A great deal of additional work occurs between these meetings as members of the University bargaining team consult with faculty and staff in each of our 12 Schools. Because the proposed articles would affect every School and Department at Harvard, analyzing their impacts requires time and thorough consideration. With some 40 detailed proposals having been put on the table, we have reached tentative agreements on four articles. We are making substantial progress on several more. Both sides have made numerous counter proposals and there is still considerable work to be done.
In particular, it is challenging to disentangle work, which is the basis for these negotiations, from academic activity, which is not. As the National Labor Relations Board has acknowledged, the dividing line between student employment and academic work is often unclear. For example, while we can and will bargain about protection from excessive workload expectations, we cannot agree to articles that would expand student workers’ time to degree or allow grievances over faculty judgments on academic progress.
We are also concerned that some of the Union’s proposals would not be effective and might even have unintended consequences. For example, the HGSU-UAW has continued to highlight its proposals concerning the Title IX policy and procedures as well as other aspects of discrimination and harassment. The Union’s approach would create a separate set of adversarial processes for HGSU-UAW members, implying that those not in the Union, including faculty and staff, accused of sexual harassment by Union members would be subject to the Union process. Certainly there is work to be done, but all of us at Harvard – not only the roughly 5,000 members of this bargaining unit – need to participate in creating the kind of community that we aspire to be. The University has a Title IX Policy Review Advisory Committee, comprising faculty, students, and staff from across all of our Schools, charged with making recommendations for changes to our policy and procedures. The Union has been invited to have representation on this committee. Behind the efforts of this committee is a commitment to creating a welcoming, healthy, and safe environment where every student and every other member of the Harvard community can be successful.

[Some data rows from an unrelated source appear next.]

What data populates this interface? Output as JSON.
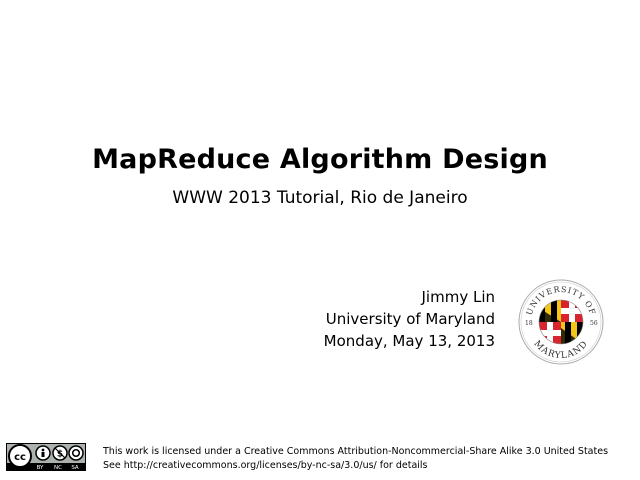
{
  "slide": {
    "title": "MapReduce Algorithm Design",
    "subtitle": "WWW 2013 Tutorial, Rio de Janeiro",
    "author": "Jimmy Lin",
    "affiliation": "University of Maryland",
    "date": "Monday, May 13, 2013"
  },
  "logo": {
    "text_top": "UNIVERSITY OF",
    "text_bottom": "MARYLAND",
    "year_left": "18",
    "year_right": "56",
    "colors": {
      "red": "#d9232e",
      "gold": "#f5c518",
      "black": "#000000"
    }
  },
  "license": {
    "badge_labels": [
      "BY",
      "NC",
      "SA"
    ],
    "line1": "This work is licensed under a Creative Commons Attribution-Noncommercial-Share Alike 3.0 United States",
    "line2": "See http://creativecommons.org/licenses/by-nc-sa/3.0/us/ for details"
  }
}
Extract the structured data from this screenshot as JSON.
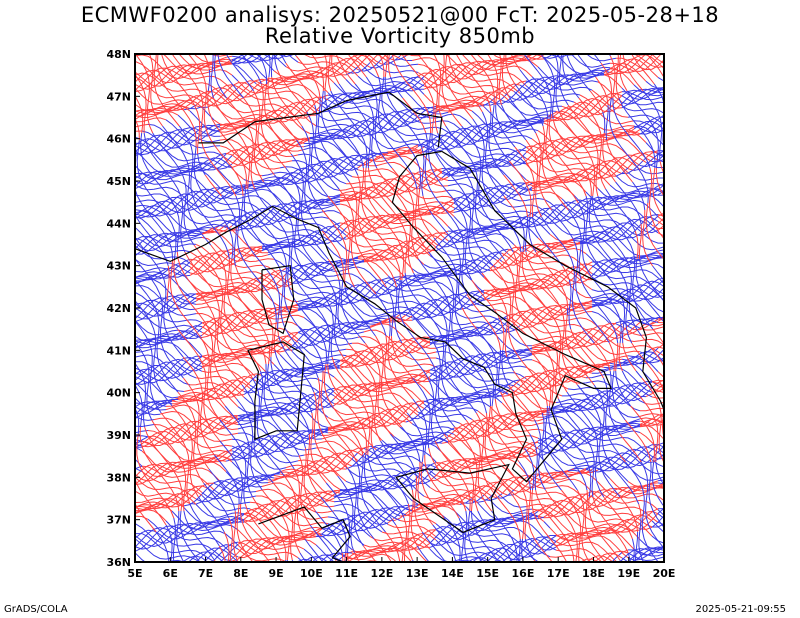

The HGSU-UAW has put forward a number of proposals covering benefits for student workers, and just a few weeks ago, the Union put its compensation proposal on the table. A team of University staff has analyzed the potential financial impact of these economic proposals on academic programs within each School, and it would be significant. According to preliminary estimates, University expenditures per graduate student would approximately double under the Union’s proposals. Were the University to agree to these proposals, there would likely be direct consequences for the number of graduate students who could be supported. The University put forth its response to the HGSU-UAW economic proposals yesterday, so we anticipate the economic proposals will be a primary focus of the negotiations in the coming weeks.
Recognizing the complexities of negotiating this first bargaining agreement, we will take appropriate care to ensure that the consequences of each provision are fully understood. This is new territory for the University. No other labor negotiation that we have undertaken has had this combination of academic and employment considerations. However, I am confident that, working with the HGSU-UAW, we can reach a fair and workable agreement that appropriately addresses the student workers’ employment-related concerns, respects our commitments to other University constituents, and maintains the integrity of the University’s academic mission.